Setting up oracle-xe (10.2.0.1-0.060128) ...
Oracle Database 10g Express Edition is not configured. You must run
'/etc/init.d/oracle-xe configure' as the root user to configure the database.
Executing Post-install steps...
You must run '/etc/init.d/oracle-xe configure' as the root user to configure the database.
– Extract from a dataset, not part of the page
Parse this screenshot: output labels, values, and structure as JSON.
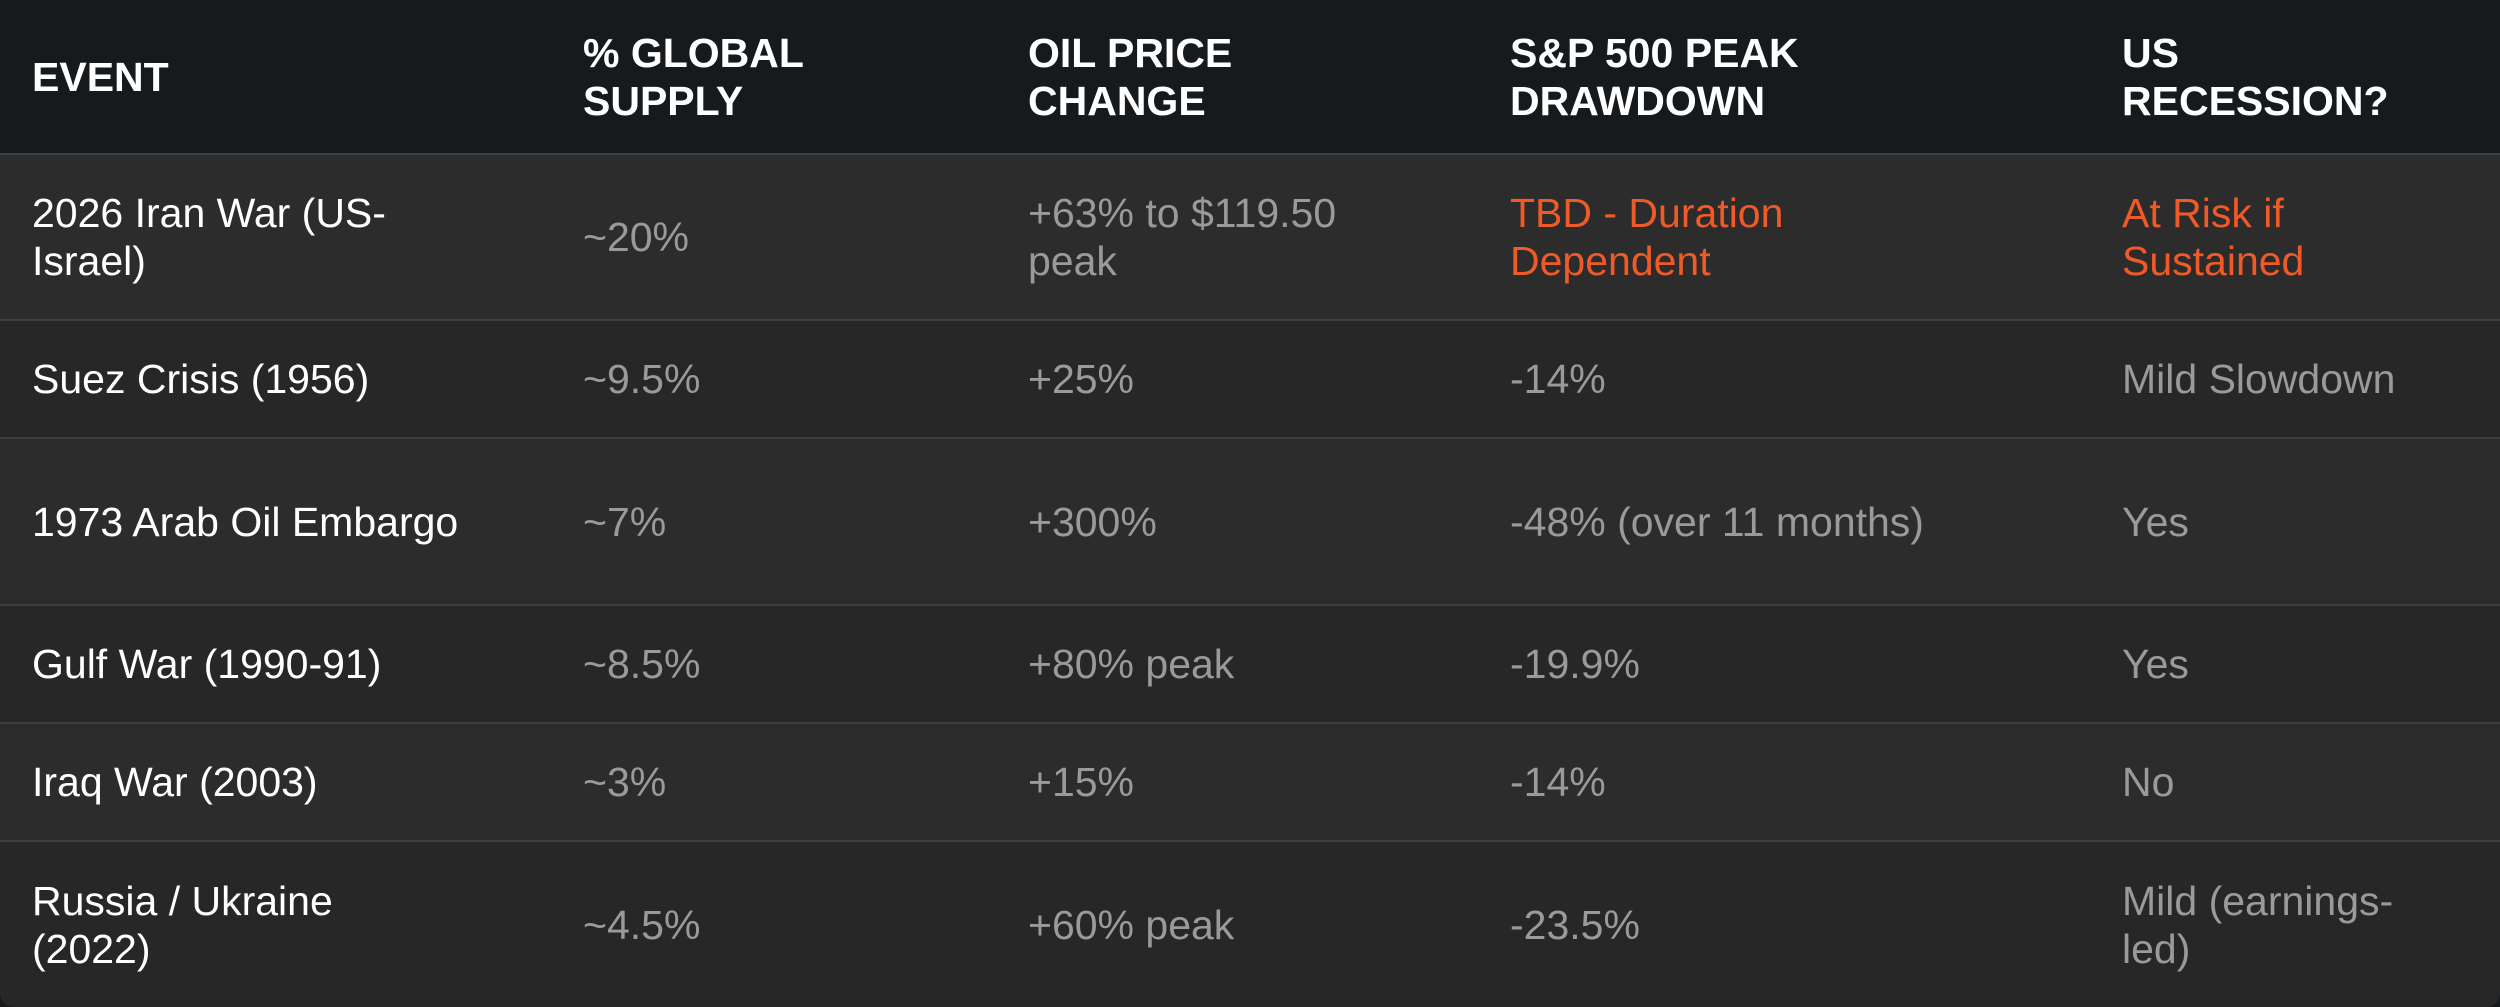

5-After running the above code you will start to configure the database:

root@Ozzy:/home/ozer/Desktop# /etc/init.d/oracle-xe configure
Oracle Database 10g Express Edition Configuration
-------------------------------------------------

This will configure on-boot properties of Oracle Database XE. The following questions will determine whether the database should
be starting upon system boot, the ports it will use, and the passwords that
will be used for database accounts. Press to accept the defaults.
Ctrl-C will abort.
Specify the HTTP port that will be used for Oracle Application Express [8080]:

Specify a port that will be used for the database listener [1521]:

Specify a password to be used for database accounts. Note that the same
password will be used for SYS and SYSTEM. Oracle recommends the use of
different passwords for each database account. This can be done after
initial configuration:

Confirm the password: (* make sure you remember this password *)

Do you want Oracle Database 10g Express Edition to be started on boot (y/n) [y]: y

Starting Oracle Net Listener...Done
Configuring Database...Done
Starting Oracle Database 10g Express Edition Instance...Done
Installation Completed Successfully.